Historical Akron: Blimp City – The Goodyear Airdock

by Katie Jackson

A giant black slug on the horizon of Route 224 holds a mysterious history which is as essentially Akron as the hum that used to fill the sky from its former resident.

Photo courtesy of Tim Fitzwater
Photo courtesy of Tim Fitzwater

The Goodyear Airdock was built in 1929 by Detroit architect Albert Kahn. Completed at a cost of $2.2 million, it was the largest building in the world without an interior support structure. The Goodyear Zeppelin Corporation commissioned the building for development and construction of lighter-than-air dirigibles. The first two airships to be constructed at the site were the USS Akron in 1931, and its sister ship, USS Macon in 1933. When World War II broke out, the building was used for airship production and storage. After the Navy’s ZPG-3W was constructed in 1960, marking the last airship to be built in the Airdock, the space was used as the photographic division of Goodyear Aerospace Corporation.

In 1987 military contractor the Loral Corporation purchased Goodyear Aerospace, and by proxy, the Goodyear Airdock. When the Loral Corporation was purchased by Lockheed Martin in 1996, the Goodyear Airdock became a part of their campus.

The building’s unique shape measures in at 1,175 feet long, 325 feet wide, 221 feet high, and is supported by 13 enormous steel arches. This equates to around 364,000 square feet, or an area larger than 8 football fields. At each end of the building there are two semi-spherical doors which roll on wheels and specially designed railroad tracks, allowing the structure to open and close. Weighing in at 600 tons each, they require their own power system and are fastened closed with hollow pins that measure 17 inches in diameter. In 1980 the Goodyear Airdock was designated a Historical Civil Engineering Landmark by the American Society for Civil Engineers.

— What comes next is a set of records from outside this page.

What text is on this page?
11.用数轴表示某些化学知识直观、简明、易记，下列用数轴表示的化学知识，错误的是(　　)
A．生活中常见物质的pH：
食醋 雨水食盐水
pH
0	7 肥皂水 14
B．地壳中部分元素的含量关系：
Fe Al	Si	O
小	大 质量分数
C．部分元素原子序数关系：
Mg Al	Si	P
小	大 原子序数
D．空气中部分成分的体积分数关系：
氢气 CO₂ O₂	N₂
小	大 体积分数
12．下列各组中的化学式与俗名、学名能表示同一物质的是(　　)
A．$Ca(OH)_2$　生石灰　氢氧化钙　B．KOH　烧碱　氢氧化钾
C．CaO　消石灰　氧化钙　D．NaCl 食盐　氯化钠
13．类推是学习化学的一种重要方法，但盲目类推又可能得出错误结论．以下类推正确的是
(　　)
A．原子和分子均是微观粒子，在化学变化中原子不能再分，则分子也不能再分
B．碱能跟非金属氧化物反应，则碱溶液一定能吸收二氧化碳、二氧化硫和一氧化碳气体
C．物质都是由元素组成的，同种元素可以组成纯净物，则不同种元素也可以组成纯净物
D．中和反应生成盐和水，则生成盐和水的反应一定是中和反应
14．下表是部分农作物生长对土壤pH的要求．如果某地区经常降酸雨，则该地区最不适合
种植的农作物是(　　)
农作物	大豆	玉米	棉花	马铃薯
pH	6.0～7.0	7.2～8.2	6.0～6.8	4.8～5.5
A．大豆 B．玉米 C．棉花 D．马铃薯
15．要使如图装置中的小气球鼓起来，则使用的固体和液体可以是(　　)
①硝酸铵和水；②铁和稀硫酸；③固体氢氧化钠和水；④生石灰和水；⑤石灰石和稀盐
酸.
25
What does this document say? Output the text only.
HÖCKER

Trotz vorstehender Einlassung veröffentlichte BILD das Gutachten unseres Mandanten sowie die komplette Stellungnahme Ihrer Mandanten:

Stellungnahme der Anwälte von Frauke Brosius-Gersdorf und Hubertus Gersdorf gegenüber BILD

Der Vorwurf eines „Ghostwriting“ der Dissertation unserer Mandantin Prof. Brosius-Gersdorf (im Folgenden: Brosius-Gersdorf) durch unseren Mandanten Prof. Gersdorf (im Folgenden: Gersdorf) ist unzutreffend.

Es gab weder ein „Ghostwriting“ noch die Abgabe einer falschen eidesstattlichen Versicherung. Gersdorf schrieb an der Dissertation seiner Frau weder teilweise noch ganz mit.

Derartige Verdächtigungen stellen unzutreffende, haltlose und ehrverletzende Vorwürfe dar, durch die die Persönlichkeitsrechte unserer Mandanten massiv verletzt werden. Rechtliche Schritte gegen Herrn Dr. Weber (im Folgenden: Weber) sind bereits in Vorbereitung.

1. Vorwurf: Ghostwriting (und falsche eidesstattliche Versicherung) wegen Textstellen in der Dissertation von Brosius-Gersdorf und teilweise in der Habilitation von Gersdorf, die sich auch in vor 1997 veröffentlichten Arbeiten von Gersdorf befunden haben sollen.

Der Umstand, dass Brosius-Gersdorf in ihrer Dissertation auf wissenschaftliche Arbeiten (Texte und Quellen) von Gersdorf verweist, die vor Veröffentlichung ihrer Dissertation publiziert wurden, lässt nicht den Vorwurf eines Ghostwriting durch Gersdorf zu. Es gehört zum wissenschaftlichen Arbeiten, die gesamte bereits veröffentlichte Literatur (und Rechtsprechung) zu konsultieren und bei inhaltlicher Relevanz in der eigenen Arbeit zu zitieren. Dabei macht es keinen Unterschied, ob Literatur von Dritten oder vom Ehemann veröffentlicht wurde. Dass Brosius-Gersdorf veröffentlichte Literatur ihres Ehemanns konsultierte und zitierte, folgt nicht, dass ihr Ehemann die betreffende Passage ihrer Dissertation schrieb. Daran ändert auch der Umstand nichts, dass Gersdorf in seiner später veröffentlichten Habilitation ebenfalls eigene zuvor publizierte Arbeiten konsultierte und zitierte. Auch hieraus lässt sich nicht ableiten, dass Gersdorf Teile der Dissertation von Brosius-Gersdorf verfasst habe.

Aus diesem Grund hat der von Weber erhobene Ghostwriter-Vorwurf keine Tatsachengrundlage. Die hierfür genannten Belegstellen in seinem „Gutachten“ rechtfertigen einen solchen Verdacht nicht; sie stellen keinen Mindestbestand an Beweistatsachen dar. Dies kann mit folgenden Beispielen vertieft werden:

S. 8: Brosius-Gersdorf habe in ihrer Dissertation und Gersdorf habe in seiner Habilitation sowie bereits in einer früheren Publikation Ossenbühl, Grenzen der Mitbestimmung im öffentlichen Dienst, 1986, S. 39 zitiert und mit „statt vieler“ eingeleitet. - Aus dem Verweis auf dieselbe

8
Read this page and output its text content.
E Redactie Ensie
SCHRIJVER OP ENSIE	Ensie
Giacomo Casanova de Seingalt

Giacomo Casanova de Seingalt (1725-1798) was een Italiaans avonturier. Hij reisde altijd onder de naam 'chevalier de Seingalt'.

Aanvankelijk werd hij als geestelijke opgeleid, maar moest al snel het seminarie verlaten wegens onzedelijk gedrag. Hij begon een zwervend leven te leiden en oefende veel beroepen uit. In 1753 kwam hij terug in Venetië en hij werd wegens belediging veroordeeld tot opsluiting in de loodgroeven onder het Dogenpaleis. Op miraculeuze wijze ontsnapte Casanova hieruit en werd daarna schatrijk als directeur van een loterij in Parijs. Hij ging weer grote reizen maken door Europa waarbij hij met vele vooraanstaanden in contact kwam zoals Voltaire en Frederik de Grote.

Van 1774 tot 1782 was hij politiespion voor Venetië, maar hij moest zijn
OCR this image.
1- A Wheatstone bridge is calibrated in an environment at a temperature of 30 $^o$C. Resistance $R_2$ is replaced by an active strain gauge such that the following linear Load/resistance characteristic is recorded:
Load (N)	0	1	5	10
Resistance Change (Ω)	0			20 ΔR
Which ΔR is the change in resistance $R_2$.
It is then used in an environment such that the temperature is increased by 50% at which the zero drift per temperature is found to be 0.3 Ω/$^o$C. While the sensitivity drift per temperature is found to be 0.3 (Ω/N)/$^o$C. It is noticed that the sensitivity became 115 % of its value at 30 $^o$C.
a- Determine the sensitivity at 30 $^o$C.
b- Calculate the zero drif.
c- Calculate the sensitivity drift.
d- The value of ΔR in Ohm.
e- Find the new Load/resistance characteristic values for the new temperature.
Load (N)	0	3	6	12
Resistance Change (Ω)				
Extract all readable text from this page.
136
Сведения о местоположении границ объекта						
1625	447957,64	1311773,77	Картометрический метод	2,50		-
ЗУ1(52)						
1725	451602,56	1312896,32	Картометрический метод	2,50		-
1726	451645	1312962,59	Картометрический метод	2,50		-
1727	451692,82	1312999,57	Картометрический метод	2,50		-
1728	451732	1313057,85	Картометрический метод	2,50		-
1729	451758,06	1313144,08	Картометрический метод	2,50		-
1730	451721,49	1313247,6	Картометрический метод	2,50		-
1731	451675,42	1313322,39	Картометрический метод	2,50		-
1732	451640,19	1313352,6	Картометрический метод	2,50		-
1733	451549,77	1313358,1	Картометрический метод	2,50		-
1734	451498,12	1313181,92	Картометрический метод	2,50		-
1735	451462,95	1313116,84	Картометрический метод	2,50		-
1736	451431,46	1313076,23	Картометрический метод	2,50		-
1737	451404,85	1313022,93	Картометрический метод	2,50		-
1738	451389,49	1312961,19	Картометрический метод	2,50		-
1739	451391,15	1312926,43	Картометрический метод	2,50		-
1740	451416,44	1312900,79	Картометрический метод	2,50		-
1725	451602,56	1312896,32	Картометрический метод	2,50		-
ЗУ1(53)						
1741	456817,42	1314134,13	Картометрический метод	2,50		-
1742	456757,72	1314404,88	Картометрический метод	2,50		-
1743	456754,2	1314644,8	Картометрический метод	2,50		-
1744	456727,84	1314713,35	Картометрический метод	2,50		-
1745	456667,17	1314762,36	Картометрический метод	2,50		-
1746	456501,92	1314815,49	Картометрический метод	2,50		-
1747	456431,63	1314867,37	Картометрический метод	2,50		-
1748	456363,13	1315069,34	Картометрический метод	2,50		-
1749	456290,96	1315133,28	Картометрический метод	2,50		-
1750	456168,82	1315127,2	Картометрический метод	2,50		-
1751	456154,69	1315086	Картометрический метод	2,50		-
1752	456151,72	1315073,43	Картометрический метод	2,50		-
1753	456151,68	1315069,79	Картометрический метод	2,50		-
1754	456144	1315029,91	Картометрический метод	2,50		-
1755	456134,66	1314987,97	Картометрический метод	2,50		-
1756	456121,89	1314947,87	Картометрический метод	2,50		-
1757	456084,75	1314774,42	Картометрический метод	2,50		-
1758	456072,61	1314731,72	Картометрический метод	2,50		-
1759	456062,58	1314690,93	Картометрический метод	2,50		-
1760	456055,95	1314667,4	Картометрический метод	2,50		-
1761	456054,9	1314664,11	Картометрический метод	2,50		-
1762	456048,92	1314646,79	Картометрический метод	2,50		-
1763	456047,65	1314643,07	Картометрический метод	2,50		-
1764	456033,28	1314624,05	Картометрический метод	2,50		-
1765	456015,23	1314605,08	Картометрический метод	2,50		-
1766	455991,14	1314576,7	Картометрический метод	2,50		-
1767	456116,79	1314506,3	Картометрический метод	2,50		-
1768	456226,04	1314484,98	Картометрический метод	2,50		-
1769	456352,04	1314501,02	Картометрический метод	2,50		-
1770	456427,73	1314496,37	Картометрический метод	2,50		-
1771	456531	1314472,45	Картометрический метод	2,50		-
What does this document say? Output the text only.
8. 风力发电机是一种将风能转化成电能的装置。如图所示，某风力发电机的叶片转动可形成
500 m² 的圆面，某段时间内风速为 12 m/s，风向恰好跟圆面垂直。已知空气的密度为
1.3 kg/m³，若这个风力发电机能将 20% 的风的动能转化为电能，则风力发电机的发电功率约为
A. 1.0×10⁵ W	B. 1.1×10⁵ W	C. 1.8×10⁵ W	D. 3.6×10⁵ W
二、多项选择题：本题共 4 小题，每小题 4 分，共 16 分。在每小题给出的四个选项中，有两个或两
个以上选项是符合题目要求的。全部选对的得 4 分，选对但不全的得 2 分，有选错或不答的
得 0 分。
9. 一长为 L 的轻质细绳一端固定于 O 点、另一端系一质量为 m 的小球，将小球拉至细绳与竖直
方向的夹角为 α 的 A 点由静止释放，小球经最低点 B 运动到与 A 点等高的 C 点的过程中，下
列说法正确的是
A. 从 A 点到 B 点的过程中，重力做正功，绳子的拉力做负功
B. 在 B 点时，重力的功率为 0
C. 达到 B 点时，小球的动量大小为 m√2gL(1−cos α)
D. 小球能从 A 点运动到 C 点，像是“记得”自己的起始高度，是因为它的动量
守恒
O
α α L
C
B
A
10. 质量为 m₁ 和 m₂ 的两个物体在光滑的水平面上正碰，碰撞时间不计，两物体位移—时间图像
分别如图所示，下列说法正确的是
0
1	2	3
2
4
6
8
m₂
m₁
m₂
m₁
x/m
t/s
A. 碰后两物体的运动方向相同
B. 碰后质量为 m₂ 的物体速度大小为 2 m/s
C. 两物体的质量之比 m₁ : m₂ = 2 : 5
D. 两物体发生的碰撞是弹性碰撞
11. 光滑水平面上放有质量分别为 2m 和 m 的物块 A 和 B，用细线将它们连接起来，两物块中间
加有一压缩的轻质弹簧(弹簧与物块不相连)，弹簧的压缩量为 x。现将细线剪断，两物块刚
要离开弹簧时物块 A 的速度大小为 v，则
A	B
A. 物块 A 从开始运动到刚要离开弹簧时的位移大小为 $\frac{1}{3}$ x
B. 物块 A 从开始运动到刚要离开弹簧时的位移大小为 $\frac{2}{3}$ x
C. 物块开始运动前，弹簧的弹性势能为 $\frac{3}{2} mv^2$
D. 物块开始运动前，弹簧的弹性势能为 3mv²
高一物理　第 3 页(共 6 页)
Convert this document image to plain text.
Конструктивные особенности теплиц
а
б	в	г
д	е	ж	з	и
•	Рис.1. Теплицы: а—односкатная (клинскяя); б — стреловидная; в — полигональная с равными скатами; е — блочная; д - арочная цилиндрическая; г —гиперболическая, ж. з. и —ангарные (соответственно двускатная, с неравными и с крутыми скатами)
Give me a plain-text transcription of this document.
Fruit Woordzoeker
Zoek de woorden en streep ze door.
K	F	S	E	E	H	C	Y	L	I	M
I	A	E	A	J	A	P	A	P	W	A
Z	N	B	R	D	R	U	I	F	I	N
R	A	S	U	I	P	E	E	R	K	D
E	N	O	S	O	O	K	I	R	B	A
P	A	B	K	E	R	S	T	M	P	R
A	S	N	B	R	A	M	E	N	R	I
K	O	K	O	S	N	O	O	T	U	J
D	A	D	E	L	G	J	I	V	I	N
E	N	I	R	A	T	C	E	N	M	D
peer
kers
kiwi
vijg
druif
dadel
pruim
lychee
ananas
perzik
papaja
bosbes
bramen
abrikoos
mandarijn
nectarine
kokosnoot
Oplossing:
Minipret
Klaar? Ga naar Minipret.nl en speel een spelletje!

The Airdock is so vast and large that it literally is a building with it’s own weather system. Yes, you read that right. Rumor has it that with just the right humidity and temperature change, condensation occurs to mimic a rain storm within the building. And that’s not its only odd association.

Blimps in Airdock 1973 (photo courtesy of National Register collection)
Blimps in Airdock 1973 (photo courtesy of National Register collection)

If you buy into conspiracy theories, the Goodyear Airdock has plenty of its own, particularly due to its military contractor ownership. Several times over the course of the past two decades there have been fires reported within the structure, mostly rumored to be the destruction of UFOs. And in 2011, Lockheed Martin conducted a test flight for a new airship model, High Altitude Long Endurance Demonstrator (or HALE-D, for short). The mysterious silver airship ran into “technical issues” however, and caught fire in a heavily wooded area outside of Pittsburgh. According to the Pittsburgh Post-Gazette, personnel from Lockheed Martin arrived on the scene prior to firefighters to extinguish the flames and clean up whatever remained.

Regardless of whether the X-Files-esque rumors are true, one thing is for certain: the Goodyear Airdock is a one-of-a-kind structure that can only be found in Akron, and certainly a key piece in the history of our beloved Blimp mascot.